Is this the right time to switch to a fixed-rate mortgage? - Claire Byrne
Tracker mortgages were once highly sought after in the Irish market, but times have now changed. This week, the European Central Bank will raise interest rates for the fifth time. This move will cost some mortgage customers thousands of euros in extra payments.
Is this the right time to switch to a fixed-rate mortgage?
Daragh Cassidy, Head of Communications at bonkers.ie, appeared on the Claire Byrne show to discuss just that.
Listen back to the interview above or take a look at the main points below
- It’s almost guaranteed that the main lending rate will go up to 3% on Thursday when the ECB is set to raise interest rates again. Unfortunately, there will be additional increases following this.
- Last July the ECB’s interest rates were at 0% and are now at 2.5%.
- When the ECB meets again in March, rates will probably increase again by another half a percentage point.
- There is a lot of uncertainty about how high rates will go after this.

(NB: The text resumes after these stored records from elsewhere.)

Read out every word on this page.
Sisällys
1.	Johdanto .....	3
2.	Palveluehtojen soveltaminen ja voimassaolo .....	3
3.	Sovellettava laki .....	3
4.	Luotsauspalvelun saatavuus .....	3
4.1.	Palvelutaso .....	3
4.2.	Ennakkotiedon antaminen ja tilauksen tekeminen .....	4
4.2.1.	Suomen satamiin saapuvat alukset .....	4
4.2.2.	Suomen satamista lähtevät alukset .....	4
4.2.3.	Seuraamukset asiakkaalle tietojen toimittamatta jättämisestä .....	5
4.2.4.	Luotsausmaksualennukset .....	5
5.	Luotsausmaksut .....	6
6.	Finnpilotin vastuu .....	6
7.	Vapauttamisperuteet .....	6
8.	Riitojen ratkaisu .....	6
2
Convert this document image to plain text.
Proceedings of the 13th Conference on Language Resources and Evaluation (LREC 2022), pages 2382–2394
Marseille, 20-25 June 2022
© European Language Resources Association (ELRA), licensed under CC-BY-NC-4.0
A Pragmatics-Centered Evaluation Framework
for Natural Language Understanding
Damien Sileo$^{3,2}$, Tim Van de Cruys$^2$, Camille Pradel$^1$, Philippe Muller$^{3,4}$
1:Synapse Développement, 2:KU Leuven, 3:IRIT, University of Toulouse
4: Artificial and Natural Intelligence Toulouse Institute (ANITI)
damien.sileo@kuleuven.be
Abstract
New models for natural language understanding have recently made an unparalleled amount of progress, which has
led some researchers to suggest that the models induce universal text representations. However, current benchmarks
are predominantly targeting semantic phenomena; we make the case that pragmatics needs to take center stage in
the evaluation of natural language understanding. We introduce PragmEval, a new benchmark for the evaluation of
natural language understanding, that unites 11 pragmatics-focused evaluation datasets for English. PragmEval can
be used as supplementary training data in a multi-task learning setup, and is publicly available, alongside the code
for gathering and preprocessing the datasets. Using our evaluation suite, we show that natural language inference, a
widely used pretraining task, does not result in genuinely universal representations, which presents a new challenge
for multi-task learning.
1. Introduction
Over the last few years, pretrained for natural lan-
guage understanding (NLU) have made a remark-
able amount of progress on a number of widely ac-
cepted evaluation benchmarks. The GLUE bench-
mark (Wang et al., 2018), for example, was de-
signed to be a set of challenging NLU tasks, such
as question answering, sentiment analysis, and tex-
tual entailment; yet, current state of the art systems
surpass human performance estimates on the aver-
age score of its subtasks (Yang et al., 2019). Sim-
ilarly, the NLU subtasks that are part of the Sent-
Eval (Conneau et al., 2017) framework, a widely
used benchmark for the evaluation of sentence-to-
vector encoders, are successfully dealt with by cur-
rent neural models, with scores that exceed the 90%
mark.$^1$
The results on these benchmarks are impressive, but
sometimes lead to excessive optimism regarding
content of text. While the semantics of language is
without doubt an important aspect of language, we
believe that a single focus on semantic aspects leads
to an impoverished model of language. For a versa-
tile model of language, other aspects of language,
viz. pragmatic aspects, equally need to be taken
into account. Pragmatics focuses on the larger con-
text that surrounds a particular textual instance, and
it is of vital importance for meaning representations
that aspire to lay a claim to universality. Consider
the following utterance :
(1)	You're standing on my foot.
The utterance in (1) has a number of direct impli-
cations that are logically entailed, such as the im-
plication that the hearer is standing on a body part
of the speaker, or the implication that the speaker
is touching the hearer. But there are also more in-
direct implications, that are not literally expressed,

- How much the rates increase will depend on how inflation goes. We have seen such high inflation mainly due to energy prices, over which monetary policy has very little control.
- Inflation is likely going to fall quite rapidly over the next few months, but will it fall to the ECB’s target of 2%? That’s the big question.
- Most tracker customers are probably paying a margin of 1 - 1.2%, so that means on Thursday they're going to start paying around maybe 4.1 - 4.2%.
- So when you take into account then all those increases, if you had €150,000 remaining on your tracker over maybe 10 or 15 years, you're looking at paying around €230 - 240 more each month unless you switch.
- The aim is that if you’re paying more for your mortgage, you’ll have less disposable income to spend on other goods, which is hoped will push prices down.
- This has proven slightly controversial because a lot of the increase in inflation in Ireland occurred due to Brexit, Covid-related supply chain bottlenecks, and then more recently the energy crisis, mainly due to Ukraine's conflict. Monetary policy can't really affect any of that.
- If you’re on a tracker mortgage, it's really important to get good financial advice. We're back where we were in around 2007 and 2008, which kicked off the tracker scandal.
- Tracker customers panicked, they got off their trackers and went on to a fixed rate before realising that they couldn't get back on the tracker.
- If you leave your tracker now, you are not going to be able to go back on it.
- As a general rule, if you're paying a margin of under 1%, you should stick with the tracker.
- If you're paying a margin above 1% it gets a bit more tricky. In some cases, it might be better to leave the tracker and go on to a fixed rate. You do need to get the calculations right and sit down with a good financial advisor.
- If inflation plummets in 3 or 4 years, the ECB may significantly reduce rates.
- Banks here have been slow to pass on ECB rate hikes so far, but they won’t be so generous for much longer. We will see fixed rates increase more soon.